Merkez Bankası’nın müdahalesi ve yasaları çiğneyen hükümetin, devletin parasını kendi yönetim rezaletlerini kapatmak için kullanması sonucu dolar kuru 2 lira 57 kuruşa kadar indi.
KENDİ SUÇUNU DOLARA ATTI
Erdoğan ise cuma namazını kıldığı Balıkhisar Mahallesi’ndeki Hazreti OsmanCamii çıkışında gazetecilerin gündeme ilişkin sorularını yanıtlarken bu kez Merkez Bankası’na saldırmadı. Daha yumuşak ifadeler kullanan Erdoğan, “Merkez Bankası Başkanı (Erdem Başçı) ve tabii ki Başbakan Yardımcısı (Ali Babacan), her ikisinin de bu konuyla ilgili söylemiyorum genelleme ile ilgili talepleri var. Amerika dönüşü kendileriyle de oturup değerlendirme yapacağız. Gerekli değerlendirmeleri yapacağız. Gelecekle ilgili neler yapılabilir, neler yapılamaz, belirlenmiş bir tarih yok. Amerika dönüşü sonrası bu görüşmeyi yapacağız” dedi.
Erdoğan, dolardaki çıkış ve Merkez Bankası faiz oranları ile ilgili sorular üzerine “Son gelişmeler, bir defa tamamıyla dolar Euro arasındaki parite konusudur. Dolara aşırı derecede yatırım yapanlar, yaya kalabilirler” diyerek, kendi suçunu dünyada doların Euro karşısında değer kazanmasının üstüne attı.

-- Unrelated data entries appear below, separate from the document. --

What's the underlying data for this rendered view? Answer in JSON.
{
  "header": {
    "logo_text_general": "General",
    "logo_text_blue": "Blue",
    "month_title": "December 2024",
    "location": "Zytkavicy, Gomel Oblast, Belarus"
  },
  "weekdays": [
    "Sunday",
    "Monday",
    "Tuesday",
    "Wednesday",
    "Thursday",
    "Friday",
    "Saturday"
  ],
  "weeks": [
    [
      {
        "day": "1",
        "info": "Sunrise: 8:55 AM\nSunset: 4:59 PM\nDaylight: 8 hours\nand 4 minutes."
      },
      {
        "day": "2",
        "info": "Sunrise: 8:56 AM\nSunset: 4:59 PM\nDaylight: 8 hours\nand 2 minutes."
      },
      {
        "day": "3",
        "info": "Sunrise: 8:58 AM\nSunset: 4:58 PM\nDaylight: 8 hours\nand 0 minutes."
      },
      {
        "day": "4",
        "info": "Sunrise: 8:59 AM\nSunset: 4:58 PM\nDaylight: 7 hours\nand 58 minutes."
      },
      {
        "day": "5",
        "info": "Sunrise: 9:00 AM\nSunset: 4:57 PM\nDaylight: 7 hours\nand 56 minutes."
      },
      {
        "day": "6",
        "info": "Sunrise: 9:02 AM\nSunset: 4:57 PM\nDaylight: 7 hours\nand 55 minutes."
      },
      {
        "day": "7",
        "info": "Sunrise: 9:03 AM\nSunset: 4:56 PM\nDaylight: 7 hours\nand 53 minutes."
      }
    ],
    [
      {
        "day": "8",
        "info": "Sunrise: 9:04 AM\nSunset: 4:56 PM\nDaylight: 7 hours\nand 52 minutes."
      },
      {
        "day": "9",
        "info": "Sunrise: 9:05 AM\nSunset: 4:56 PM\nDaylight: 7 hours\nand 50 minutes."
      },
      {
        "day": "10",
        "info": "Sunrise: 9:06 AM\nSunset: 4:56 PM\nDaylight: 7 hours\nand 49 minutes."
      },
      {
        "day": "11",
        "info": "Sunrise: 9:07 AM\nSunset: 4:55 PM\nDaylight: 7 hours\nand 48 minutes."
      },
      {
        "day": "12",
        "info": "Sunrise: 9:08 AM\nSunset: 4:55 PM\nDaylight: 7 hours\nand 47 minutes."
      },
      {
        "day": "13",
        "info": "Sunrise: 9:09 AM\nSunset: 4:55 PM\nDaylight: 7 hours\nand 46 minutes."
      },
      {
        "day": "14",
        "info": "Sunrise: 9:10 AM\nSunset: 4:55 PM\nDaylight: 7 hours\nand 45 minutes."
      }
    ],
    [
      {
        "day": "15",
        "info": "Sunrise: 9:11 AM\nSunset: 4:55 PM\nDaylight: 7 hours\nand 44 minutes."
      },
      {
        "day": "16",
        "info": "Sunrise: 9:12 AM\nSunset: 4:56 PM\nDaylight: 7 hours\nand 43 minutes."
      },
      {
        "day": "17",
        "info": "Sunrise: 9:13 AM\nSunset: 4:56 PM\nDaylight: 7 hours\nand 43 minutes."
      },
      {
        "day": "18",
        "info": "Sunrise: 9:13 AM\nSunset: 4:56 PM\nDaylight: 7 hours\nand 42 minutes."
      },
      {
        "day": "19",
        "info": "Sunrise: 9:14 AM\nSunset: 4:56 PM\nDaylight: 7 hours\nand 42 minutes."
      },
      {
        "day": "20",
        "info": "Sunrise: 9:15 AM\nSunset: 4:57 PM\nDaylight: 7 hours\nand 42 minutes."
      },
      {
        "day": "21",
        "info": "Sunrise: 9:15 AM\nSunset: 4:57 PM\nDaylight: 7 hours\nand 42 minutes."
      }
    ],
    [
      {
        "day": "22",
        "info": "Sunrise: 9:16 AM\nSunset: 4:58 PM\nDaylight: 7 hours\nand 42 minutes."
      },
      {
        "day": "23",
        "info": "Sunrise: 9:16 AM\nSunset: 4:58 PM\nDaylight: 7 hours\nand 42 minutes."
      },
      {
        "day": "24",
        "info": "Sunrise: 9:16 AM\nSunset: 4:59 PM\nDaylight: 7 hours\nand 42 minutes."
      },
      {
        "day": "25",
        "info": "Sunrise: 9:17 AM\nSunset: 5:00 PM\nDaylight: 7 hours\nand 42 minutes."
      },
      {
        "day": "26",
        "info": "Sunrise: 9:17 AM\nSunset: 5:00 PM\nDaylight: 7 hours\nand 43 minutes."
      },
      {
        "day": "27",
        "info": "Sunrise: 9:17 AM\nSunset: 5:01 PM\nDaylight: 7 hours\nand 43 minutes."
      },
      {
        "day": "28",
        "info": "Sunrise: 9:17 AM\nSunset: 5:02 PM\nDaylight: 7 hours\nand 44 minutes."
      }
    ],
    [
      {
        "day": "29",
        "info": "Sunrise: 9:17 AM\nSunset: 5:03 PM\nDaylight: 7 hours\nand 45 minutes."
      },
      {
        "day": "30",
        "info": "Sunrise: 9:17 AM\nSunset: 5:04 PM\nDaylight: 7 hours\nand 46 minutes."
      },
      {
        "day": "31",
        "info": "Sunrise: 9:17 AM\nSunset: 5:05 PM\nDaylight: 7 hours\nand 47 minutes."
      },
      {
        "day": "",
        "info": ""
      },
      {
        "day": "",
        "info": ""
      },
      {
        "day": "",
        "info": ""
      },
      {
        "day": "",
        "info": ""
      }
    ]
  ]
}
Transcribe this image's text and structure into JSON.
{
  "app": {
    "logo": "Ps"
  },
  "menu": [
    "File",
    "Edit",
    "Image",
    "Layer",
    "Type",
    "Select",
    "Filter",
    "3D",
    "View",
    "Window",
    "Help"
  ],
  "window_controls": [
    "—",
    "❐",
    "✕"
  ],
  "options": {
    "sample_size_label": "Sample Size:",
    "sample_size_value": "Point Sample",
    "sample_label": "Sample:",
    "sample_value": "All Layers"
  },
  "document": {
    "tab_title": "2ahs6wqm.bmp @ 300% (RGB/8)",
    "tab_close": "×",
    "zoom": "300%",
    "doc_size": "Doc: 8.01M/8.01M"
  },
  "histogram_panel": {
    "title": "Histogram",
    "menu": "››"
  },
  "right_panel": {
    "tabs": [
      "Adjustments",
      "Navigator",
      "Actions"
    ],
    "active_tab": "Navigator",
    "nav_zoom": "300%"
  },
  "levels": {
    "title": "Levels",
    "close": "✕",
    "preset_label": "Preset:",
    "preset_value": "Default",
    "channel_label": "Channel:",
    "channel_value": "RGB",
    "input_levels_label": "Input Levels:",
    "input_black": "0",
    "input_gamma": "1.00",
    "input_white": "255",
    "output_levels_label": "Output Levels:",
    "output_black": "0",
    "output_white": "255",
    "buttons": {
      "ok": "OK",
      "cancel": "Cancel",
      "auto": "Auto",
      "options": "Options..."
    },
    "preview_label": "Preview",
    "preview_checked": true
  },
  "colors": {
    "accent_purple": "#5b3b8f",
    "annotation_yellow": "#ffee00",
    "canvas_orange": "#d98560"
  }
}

İŞTE KUR ARTIŞLARININ GERÇEK NEDENİ
Ancak bu sırada ABD istihdam verileri belli oldu. Amerika’da işsizliğin azaldığı, ekonomideki canlanmanın sürdüğünü gösteren veriler ile birlikte Amerikan Merkez Bankası (Fed) Haziran ayında faiz artırımına gideceği de anlaşıldı. Bu da yabancı sermayede, “Hukuk devleti ve demokrasi zaten ortadan kalkmış durumda. Erdoğan keyfi bir biçimde herşeye müdahale ediyor. Türkiye’nin çivisi çıktı. Bunun üstüne bir İç Güvenlik Paketi’yle polis devletine geçilecek, diktatörlük kurumsallaşacak, işler çok daha kötüye gidecek. Türkiye’de kalıp zarar edeceğime Amerika’ya giderim. Amerika’da belki biraz daha az kazanırım ama param güvende olur” düşüncesi sıcak para çıkışını hızlandırdı.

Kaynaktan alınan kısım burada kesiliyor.